The Real Opus 4.7 Tax Is Verbosity, Not Tokenization

When Anthropic released Opus 4.7, the discourse immediately fixated on one number: 1.32× tokenizer tax. The new tokenizer encodes the same text into ~32% more tokens, which means you pay 32% more for the same prompt. Simple arithmetic, easy to reason about, and widely cited.

I switched my autonomous agent workload to Opus 4.7 on April 17th. One day later, I measured the actual cost impact across 30 sessions.

The tokenizer tax is real. It’s also not the main thing you should worry about.

The Numbers

I walked 17,834 trajectory files from Claude Code, extracted per-message usage blocks, and computed costs at current API pricing ($15/Mtok input, $75/Mtok output, $30/Mtok cache write, $1.50/Mtok cache read).

Metric	Opus 4.6 (n=1453)	Opus 4.7 (n=30)	Change
Median output tokens/msg	11	476	+43×
Median cache reads/msg	100,816	134,822	+34%
Median cache writes/msg	687	1,407	+2×
Median cost/msg	$0.173	$0.280	+62%

The tokenizer tax shows up in that +34% cache read growth — the same conversation context takes more tokens to represent. That’s the 1.32× effect people warned about.

But look at the output line. Forty-three times more output tokens per message. At $75/Mtok for output, even a modest increase in output volume dwarfs the tokenizer effect.

Where the Money Actually Goes

Here’s the per-message cost breakdown for each model:

Opus 4.6:

Cache reads: $0.151 (87% of cost)
Cache writes: $0.021 (12%)
Output: $0.001 (<1%)
Input: negligible

Opus 4.7:

Cache reads: $0.202 (72% of cost)
Output: $0.036 (13%)
Cache writes: $0.042 (15%)
Input: negligible

Output went from less than 1% of per-message cost to 13%. That’s not a tokenizer effect — that’s a behavioral change in the model. Opus 4.7 talks more.

Why This Matters for Agent Operators

If you’re running autonomous agents at scale, the tokenizer tax framing is misleading. It suggests a fixed, predictable overhead you can plan around. The reality is worse:

Verbosity is task-dependent. Some sessions will see 10× output inflation, others 100×. The tokenizer tax is constant; the verbosity tax is variable and harder to budget.
Output pricing is 5× input pricing. At $75/Mtok vs $15/Mtok, a small increase in output volume costs more than a large increase in cached input. The tokenizer inflates the cheap part; verbosity inflates the expensive part.
You can mitigate verbosity. Prompt tuning (thinking_effort: medium, explicit conciseness guidance) can reduce output volume. You can’t mitigate the tokenizer — it’s baked into the model’s encoding.

Caveats

This is one day of data (n=30 sessions for 4.7 vs n=1453 for 4.6). The workload mix may differ — early adoption sessions could skew toward certain task types. And “median of medians” is inherently noisy with small samples.

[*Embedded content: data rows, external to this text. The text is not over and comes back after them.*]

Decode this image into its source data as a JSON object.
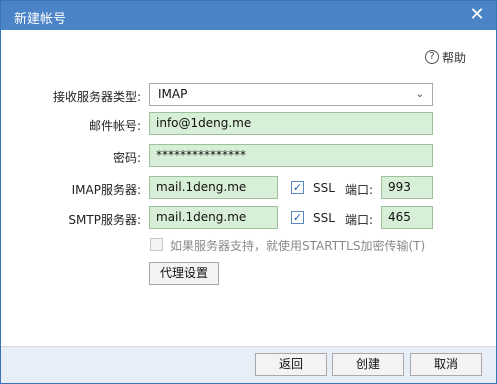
{
  "window": {
    "title": "新建帐号",
    "close_icon": "close-icon"
  },
  "help": {
    "label": "帮助",
    "icon": "help-icon"
  },
  "form": {
    "protocol_label": "接收服务器类型:",
    "protocol_value": "IMAP",
    "account_label": "邮件帐号:",
    "account_value": "info@1deng.me",
    "password_label": "密码:",
    "password_value": "***************",
    "imap_label": "IMAP服务器:",
    "imap_server": "mail.1deng.me",
    "imap_ssl_checked": true,
    "imap_ssl_label": "SSL",
    "imap_port_label": "端口:",
    "imap_port": "993",
    "smtp_label": "SMTP服务器:",
    "smtp_server": "mail.1deng.me",
    "smtp_ssl_checked": true,
    "smtp_ssl_label": "SSL",
    "smtp_port_label": "端口:",
    "smtp_port": "465",
    "starttls_checked": false,
    "starttls_label": "如果服务器支持，就使用STARTTLS加密传输(T)",
    "proxy_button": "代理设置"
  },
  "footer": {
    "back_button": "返回",
    "create_button": "创建",
    "cancel_button": "取消"
  },
  "colors": {
    "titlebar": "#4a83c6",
    "field_bg": "#d7efd7",
    "footer_bg": "#e8eef7"
  }
}
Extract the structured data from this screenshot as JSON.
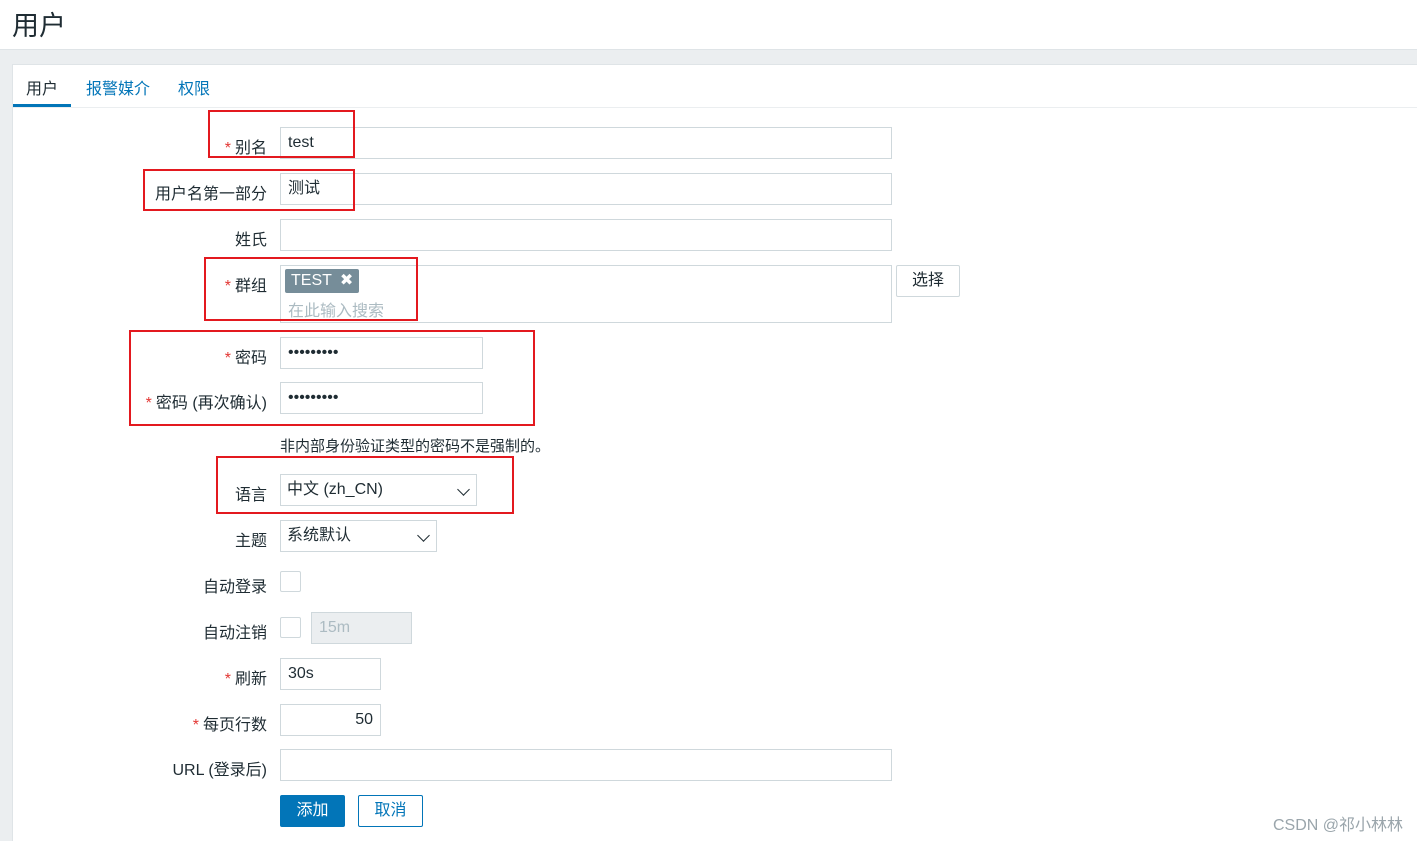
{
  "page": {
    "title": "用户"
  },
  "tabs": [
    {
      "label": "用户"
    },
    {
      "label": "报警媒介"
    },
    {
      "label": "权限"
    }
  ],
  "required_mark": "*",
  "form": {
    "alias": {
      "label": "别名",
      "value": "test"
    },
    "name": {
      "label": "用户名第一部分",
      "value": "测试"
    },
    "surname": {
      "label": "姓氏",
      "value": ""
    },
    "groups": {
      "label": "群组",
      "chip": "TEST",
      "chip_remove": "✖",
      "placeholder": "在此输入搜索",
      "select_button": "选择"
    },
    "password": {
      "label": "密码",
      "value": "•••••••••"
    },
    "password_confirm": {
      "label": "密码 (再次确认)",
      "value": "•••••••••"
    },
    "password_hint": "非内部身份验证类型的密码不是强制的。",
    "language": {
      "label": "语言",
      "value": "中文 (zh_CN)"
    },
    "theme": {
      "label": "主题",
      "value": "系统默认"
    },
    "autologin": {
      "label": "自动登录"
    },
    "autologout": {
      "label": "自动注销",
      "value": "15m"
    },
    "refresh": {
      "label": "刷新",
      "value": "30s"
    },
    "rows_per_page": {
      "label": "每页行数",
      "value": "50"
    },
    "url": {
      "label": "URL (登录后)",
      "value": ""
    }
  },
  "buttons": {
    "add": "添加",
    "cancel": "取消"
  },
  "watermark": "CSDN @祁小林林",
  "colors": {
    "accent": "#0275b8",
    "required": "#e33734",
    "highlight_box": "#e3191f",
    "chip": "#768d99"
  }
}
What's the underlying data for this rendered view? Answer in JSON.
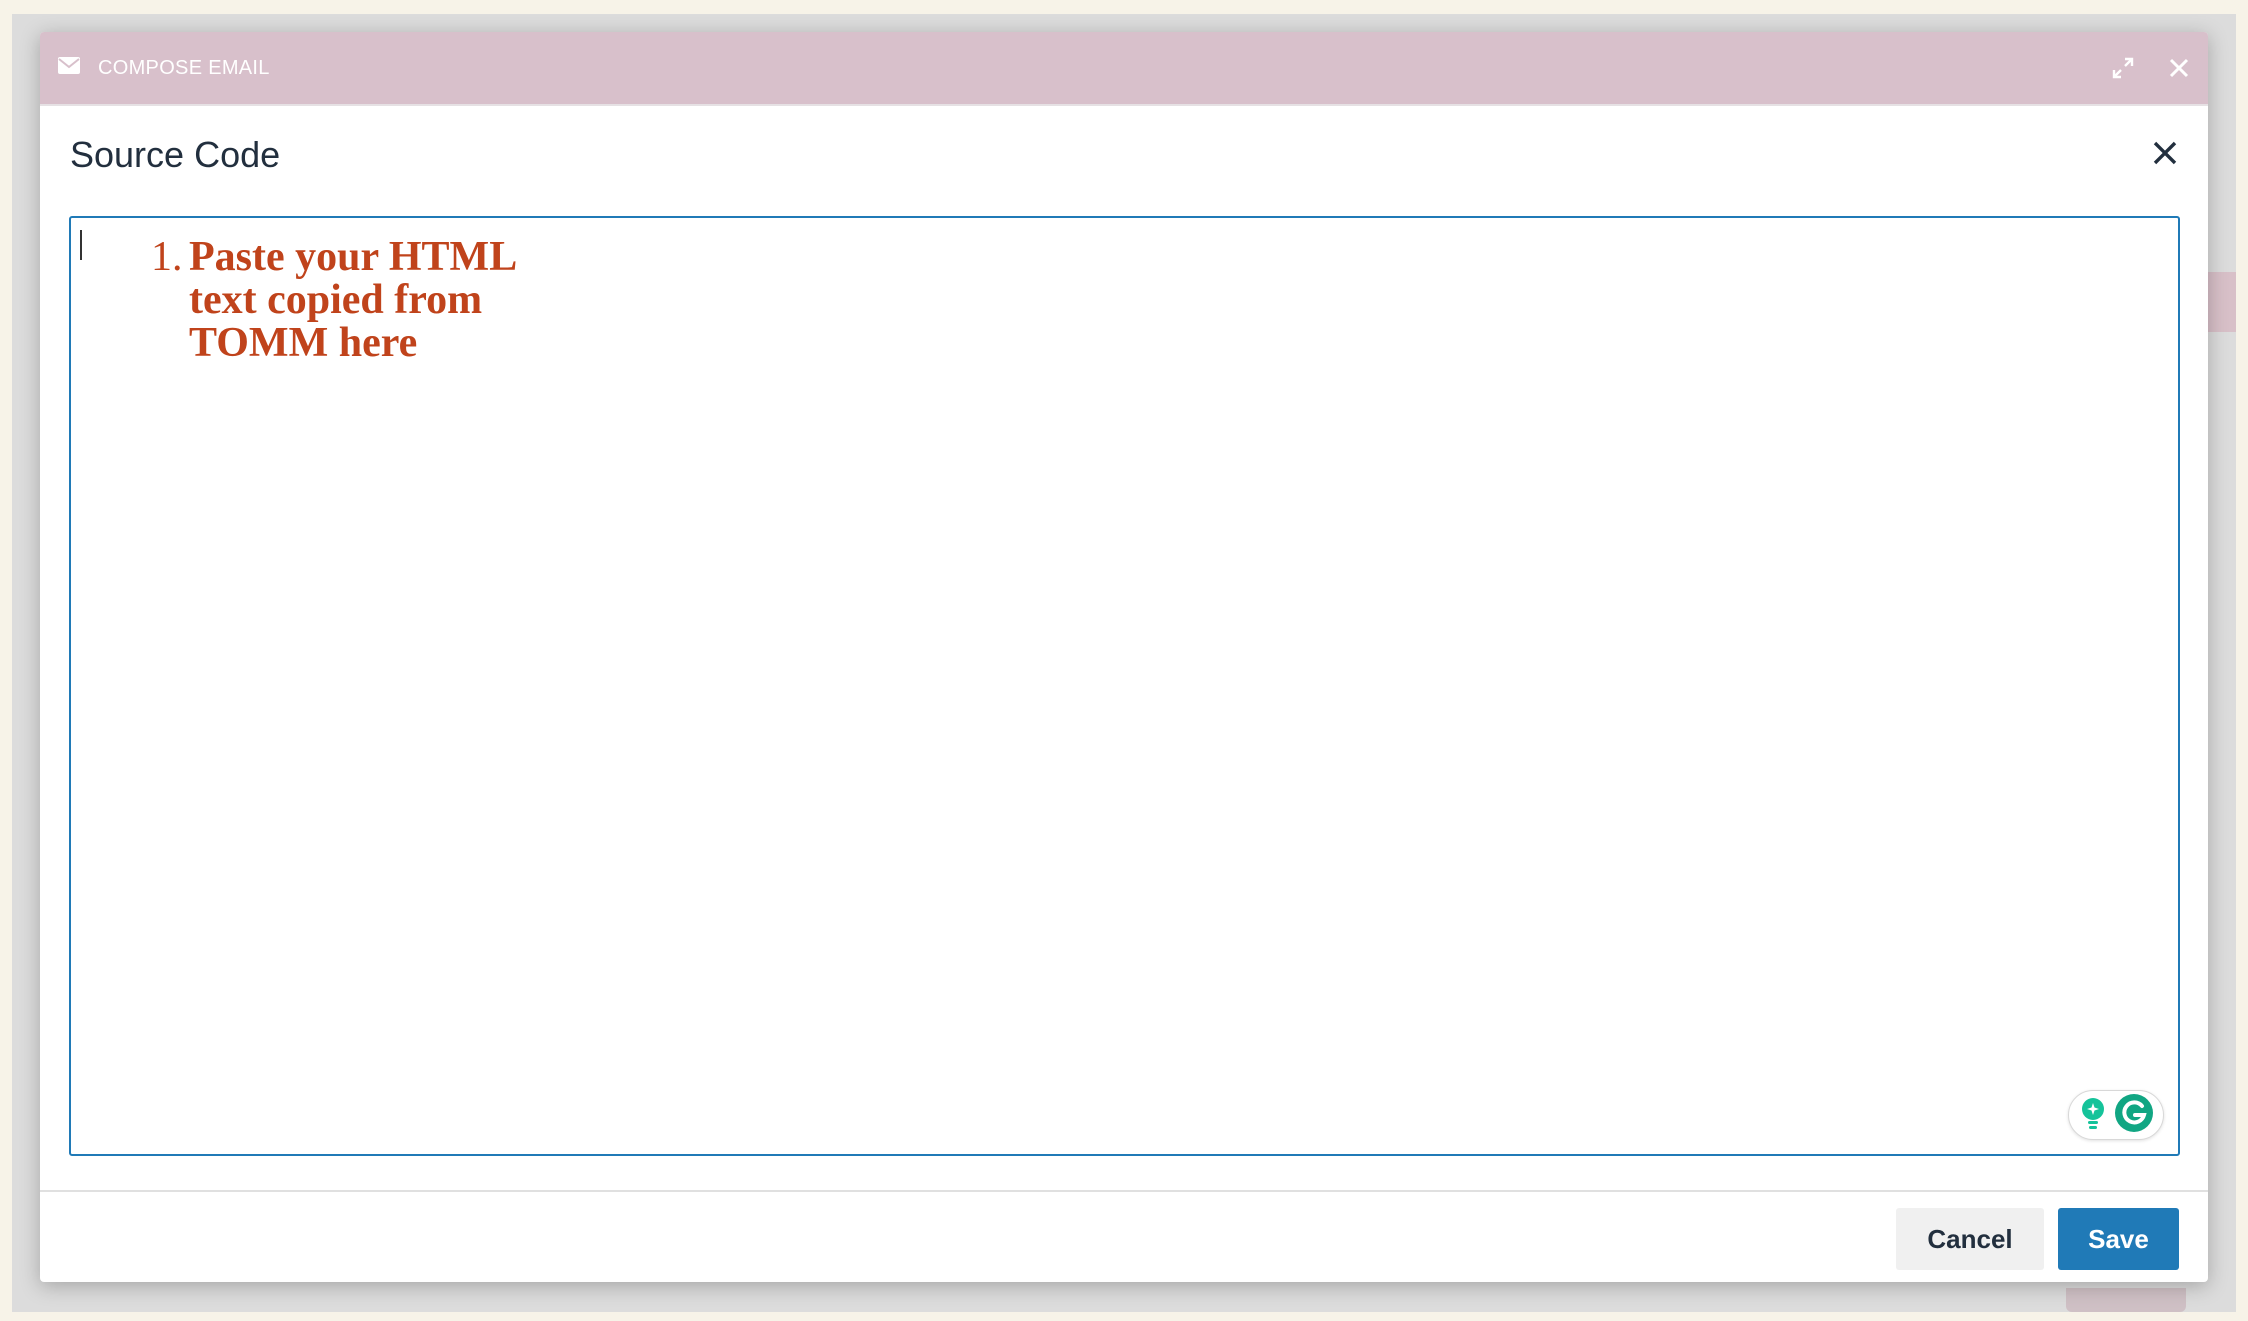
{
  "compose": {
    "title": "COMPOSE EMAIL",
    "icons": {
      "mail": "envelope-icon",
      "expand": "expand-icon",
      "close": "close-icon"
    }
  },
  "dialog": {
    "title": "Source Code",
    "close_icon": "close-icon"
  },
  "editor": {
    "items": [
      {
        "number": "1.",
        "text": "Paste your HTML text copied from TOMM here"
      }
    ],
    "text_color": "#c0431b",
    "border_color": "#207ab7"
  },
  "footer": {
    "cancel_label": "Cancel",
    "save_label": "Save"
  },
  "colors": {
    "header_bg": "#d8c0cb",
    "primary": "#207ab7",
    "grammarly": "#15c39a"
  }
}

But the direction is clear enough to act on. The 43× output delta isn’t a sampling artifact — it’s consistent with reports of “thinking” models being more verbose by default.

What I’m Doing About It

Three mitigations I’m testing:

Prompt tuning — adding explicit conciseness targets to my agent’s system prompt. If the model’s default is verbose, tell it not to be.
thinking_effort control — using medium for routine autonomous work, reserving high/xhigh for strategic sessions where thoroughness justifies the cost.
Weekly cost monitoring — comparing 7-day vs 30-day cost trends to detect when model changes shift the economics.

The Bottom Line

The Opus 4.7 tokenizer tax is real (~32% more tokens for the same text). But for my autonomous workload, it accounts for maybe a third of the total cost increase. The other two-thirds is the model simply producing longer outputs.

If you’re optimizing costs, don’t fixate on the tokenizer. Measure your actual output token volume. That’s where the money is.

Methodology: Costs computed from Claude Code trajectory files (~/.claude/projects/). Per-message usage extracted from Anthropic API usage blocks. Sessions with ≥5 usage events included. Full analysis: knowledge/analysis/opus-4-7-cost-measurement-2026-04-18.md.